Le footballeur français Kylian Mbappé très entouré lors de sa visite à Watches and Wonders, le jeudi 11 avril.
Le footballeur français Kylian Mbappé très entouré lors de sa visite à Watches and Wonders, le jeudi 11 avril. Valentin Flauraud / Keystone


Le quadriumvirat est composé de Cartier, Patek Philippe, du groupe Richemont et de Rolex. Ni Chopard, ni les puissantes marques horlogères du groupe LVMH (Hublot, TAG Heuer, Zenith) ne sont représentées au sein de la direction. Les géants de la mode Chanel et Hermès, dont les divisions horlogères présentent leurs nouveautés à Genève, n’en font pas non plus partie. Peut-être qu’un jour, elles exigeront, elles aussi, leur participation et parviendront à l’obtenir.

Réunir toutes les marques, une utopie

Watches and Wonders, qui se veut un événement fédérateur, compte toutefois de nombreux absents de marque. Parmi les grandes maisons horlogères qui boudent l’événement, on peut citer les indépendants Audemars Piguet et Richard Mille, ainsi que l’ensemble des 17 marques du groupe Swatch, dont les plus connues sont Breguet, Blancpain, Omega et Longines. Au sein du groupe LVMH, Louis Vuitton et Bulgari n’exposent pas à Genève.

«Nous serions ravis de voir revenir Audemars Piguet et Richard Mille et d’accueillir les marques du groupe Swatch. Néanmoins, nous sommes déjà très contents du nombre croissant de marques qui nous font confiance et il n’est sans doute pas réaliste de s’attendre à recevoir chaque année la totalité des acteurs clés», affirmait Matthieu Humair, le directeur de Watches and Wonders, avant l’ouverture du salon.

Pour l’instant, Watches and Wonders est le fruit de compromis auxquels les organisateurs doivent œuvrer en permanence. Sa structure présente de nombreuses complexités, comme c’est souvent le cas dans l’horlogerie. Cela n’empêche cependant nullement le mécanisme du salon genevois de fonctionner à la perfection, à la manière d’une montre suisse.
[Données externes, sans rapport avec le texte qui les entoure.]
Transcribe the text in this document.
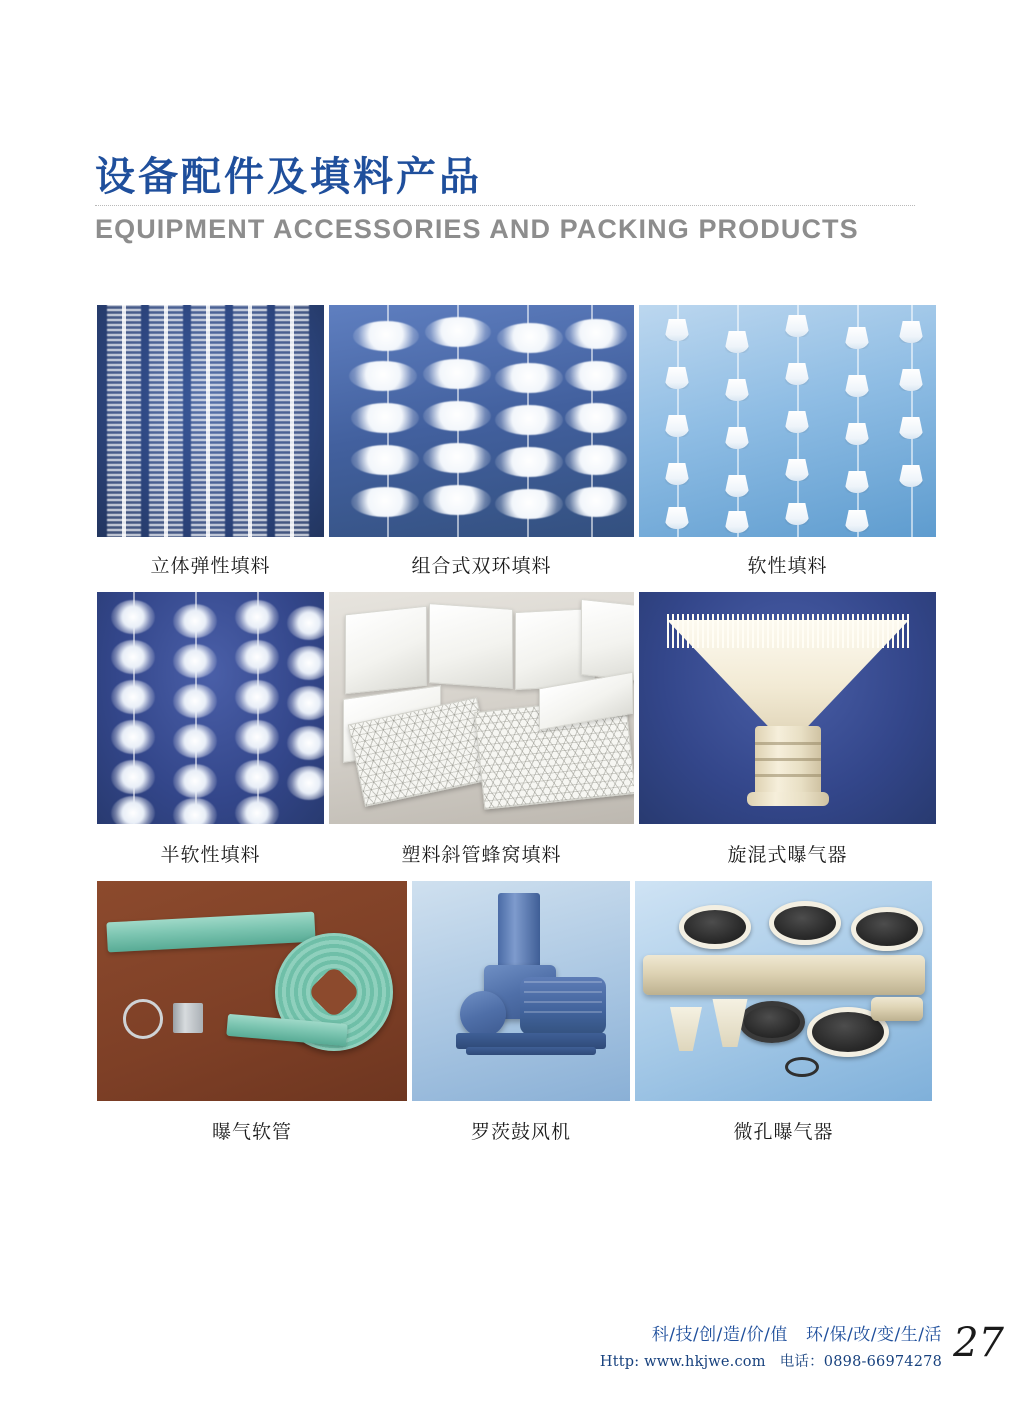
设备配件及填料产品
EQUIPMENT ACCESSORIES AND PACKING PRODUCTS
立体弹性填料	组合式双环填料	软性填料
半软性填料	塑料斜管蜂窝填料	旋混式曝气器
曝气软管	罗茨鼓风机	微孔曝气器
科/技/创/造/价/值 环/保/改/变/生/活
Http: www.hkjwe.com 电话：0898-66974278 27
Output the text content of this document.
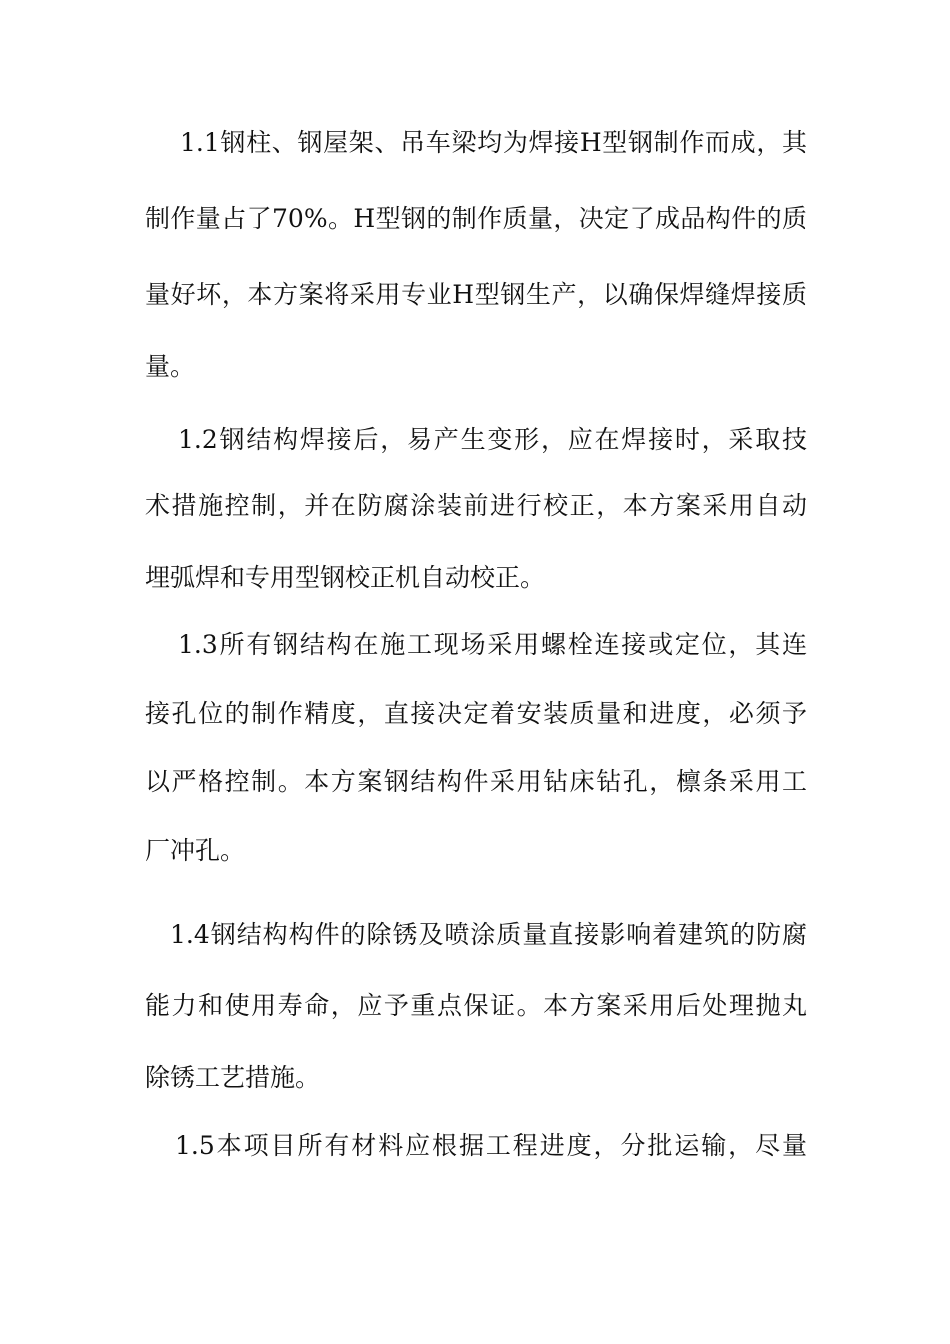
1.1钢柱、钢屋架、吊车梁均为焊接H型钢制作而成，其
制作量占了70%。H型钢的制作质量，决定了成品构件的质
量好坏，本方案将采用专业H型钢生产，以确保焊缝焊接质
量。
1.2钢结构焊接后，易产生变形，应在焊接时，采取技
术措施控制，并在防腐涂装前进行校正，本方案采用自动
埋弧焊和专用型钢校正机自动校正。
1.3所有钢结构在施工现场采用螺栓连接或定位，其连
接孔位的制作精度，直接决定着安装质量和进度，必须予
以严格控制。本方案钢结构件采用钻床钻孔，檩条采用工
厂冲孔。
1.4钢结构构件的除锈及喷涂质量直接影响着建筑的防腐
能力和使用寿命，应予重点保证。本方案采用后处理抛丸
除锈工艺措施。
1.5本项目所有材料应根据工程进度，分批运输，尽量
La question principale qui préoccupait les participants de Watches and Wonders était de savoir si l’industrie horlogère faisait face à un ralentissement ou à une crise. Au cours des trois dernières années, l’industrie a vécu une phase de croissance effrénée. En 2023, les exportations horlogères ont atteint un nouveau record, à 26,7 milliards de francs, en hausse de 7,6% par rapport à 2022.

Au mois de février, les exportations horlogères ont toutefois connu leur première baisse significative (-3,8% sur un an). «On assiste à un retour à la normale par rapport au niveau des ventes pré-Covid», analyse Oliver Müller, expert horloger et fondateur de l’agence luxeconsult.

Il est difficile de prédire exactement comment cela affectera l’industrie à moyen terme. «La normalisation a remplacé l’expansion, ce qui promet une période de calme et ne présage pas nécessairement d’une crise», estime Jean-Claude Biver.

Cette normalisation impacte le marché secondaire, où des modèles emblématiques comme la Daytona de Rolex, la Nautilus de Patek Philippe ou la Royal Oak d’Audemars Piguet, ainsi que les créations d’artisans horlogers indépendants, ont été sujets à une spéculation intense depuis la reprise post-pandémique.

Les prix de ces modèles restent encore plus élevés qu’en boutique, mais leurs propriétaires ne doivent plus s’attendre à d’énormes gains à la revente. «Je pense que c’est une chose positive. Les spéculateurs ont fui et personne ne les regrettera», souligne Louis Ferla, directeur général de Vacheron Constantin.